Mature Metrics: 7 Trustworthy Criteria (Based on Microsoft STEDII)
A detailed breakdown of the 'mature metrics' concept and 7 criteria (STEDII from Microsoft) that help build a measurement system resistant to manipulation, explainable, and trustworthy.
Mature Metrics: 7 Trustworthy Criteria (Based on Microsoft STEDII)
In a data-obsessed world, it's easy to fall into the trap of "fake" numbers. Metrics can look good on a dashboard, yet lie, hiding real problems and creating an illusion of success.

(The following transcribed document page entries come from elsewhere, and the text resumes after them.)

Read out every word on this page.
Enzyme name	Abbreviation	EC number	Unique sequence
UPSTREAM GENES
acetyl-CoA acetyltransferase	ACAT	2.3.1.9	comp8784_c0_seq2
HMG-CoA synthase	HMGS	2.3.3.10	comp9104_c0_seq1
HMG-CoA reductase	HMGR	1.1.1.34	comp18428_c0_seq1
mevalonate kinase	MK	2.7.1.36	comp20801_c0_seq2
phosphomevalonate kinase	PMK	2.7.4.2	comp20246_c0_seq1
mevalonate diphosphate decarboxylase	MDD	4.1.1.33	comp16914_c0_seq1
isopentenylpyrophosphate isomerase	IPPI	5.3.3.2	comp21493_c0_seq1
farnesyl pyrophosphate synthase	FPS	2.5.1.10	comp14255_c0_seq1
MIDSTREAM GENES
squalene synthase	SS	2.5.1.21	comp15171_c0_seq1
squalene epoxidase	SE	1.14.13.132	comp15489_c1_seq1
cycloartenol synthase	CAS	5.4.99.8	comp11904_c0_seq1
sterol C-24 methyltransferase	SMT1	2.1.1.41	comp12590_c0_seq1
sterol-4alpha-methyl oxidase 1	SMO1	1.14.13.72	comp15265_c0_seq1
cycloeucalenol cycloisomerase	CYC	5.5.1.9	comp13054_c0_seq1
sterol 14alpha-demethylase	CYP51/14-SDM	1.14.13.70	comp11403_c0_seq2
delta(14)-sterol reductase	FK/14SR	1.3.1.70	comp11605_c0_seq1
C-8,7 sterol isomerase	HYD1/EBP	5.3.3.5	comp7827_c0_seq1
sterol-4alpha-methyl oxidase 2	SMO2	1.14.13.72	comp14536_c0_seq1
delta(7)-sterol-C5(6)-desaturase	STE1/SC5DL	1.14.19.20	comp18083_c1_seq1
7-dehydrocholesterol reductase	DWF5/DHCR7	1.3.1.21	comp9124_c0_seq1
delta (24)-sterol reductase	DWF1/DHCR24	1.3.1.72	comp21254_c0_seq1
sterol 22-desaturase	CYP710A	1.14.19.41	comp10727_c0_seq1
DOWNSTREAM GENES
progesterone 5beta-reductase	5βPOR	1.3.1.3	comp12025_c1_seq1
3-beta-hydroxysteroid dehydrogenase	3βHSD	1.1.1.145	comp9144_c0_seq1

How can you know if your data is trustworthy?
Mature product teams don't just "look at numbers." They build a system of mature metrics—indicators that have a clear definition, protection against self-deception, and a direct link to decisions.
What is a "Mature Metric"?
A mature metric is not just a number. It's a number + meaning + rules of use. It answers the question: "What behavior has changed, and what decision are we making now?"
Such a metric has a "passport" that includes:
- Reflected behavior (
value-event). - Unit of analysis (user, account, order).
- Time window (day, week, month).
- Segment (new, paying, enterprise).
- Quality criteria (what counts as a valid event).
- Link to decisions and thresholds (
success/fail/grey).
STEDII: A Checklist for Metrics from Microsoft
The experimentation team at Microsoft, working with vast amounts of data, developed the STEDII framework. It's essentially a checklist that helps determine if your metric can be trusted.
S - Sensitivity
- Question: How sensitive is the metric to small but important changes in the product?
- Why it matters: If your metric "doesn't notice" successful A/B tests, it's useless for decision-making. It must be able to capture even a weak, but statistically significant signal.
T - Trustworthiness
- Question: How much do we trust the data and the way it's calculated? Are there any bugs in tracking, are events being lost?
- Why it matters: If there are "holes" in the data, you are drawing conclusions based on noise. Trustworthiness is the foundation. Microsoft invests enormous effort in
trustworthy experimentationto ensure that the effect is not an artifact of logs or data shifts.
E - Efficiency
- Question: How quickly and cheaply can we calculate this metric?
- Why it matters: If calculating the metric takes several days and a team of data scientists, you won't be able to make quick decisions. Efficiency is especially important for
guardrailmetrics, which should trigger almost in real-time.
D - Debuggability
- Question: If the metric unexpectedly drops or rises, how easy is it to find the cause?
- Why it matters: A metric that is a "black box" doesn't help with learning. You must be able to "drill down" into the data and understand what caused the change: a specific segment, region, app version, etc.
I - Interpretability & Actionability
- Question: Is it clear to the team what this metric means and how it can be influenced? Does its change lead to specific actions?
- Why it matters: If a metric is difficult to understand, it won't become the
North Star. The team should intuitively understand: "If we do X, metric Y should change."
I - Inclusivity & Fairness
- Question: Is the growth of the metric a success for one group of users at the expense of a degraded experience for another?
- Why it matters: Optimizing for the "average" user can lead to the product becoming unsuitable for people with disabilities, users with old devices, or from regions with slow internet.
How to Use This?
Before making any metric a key one (North Star or Guardrail), run it through the STEDII checklist. This exercise will force you to think about the quality of your data and what decisions you can actually make based on it.
Mature metrics are not about beautiful dashboards. They are about creating a reliable feedback system with reality that allows for quick learning and building products that truly work.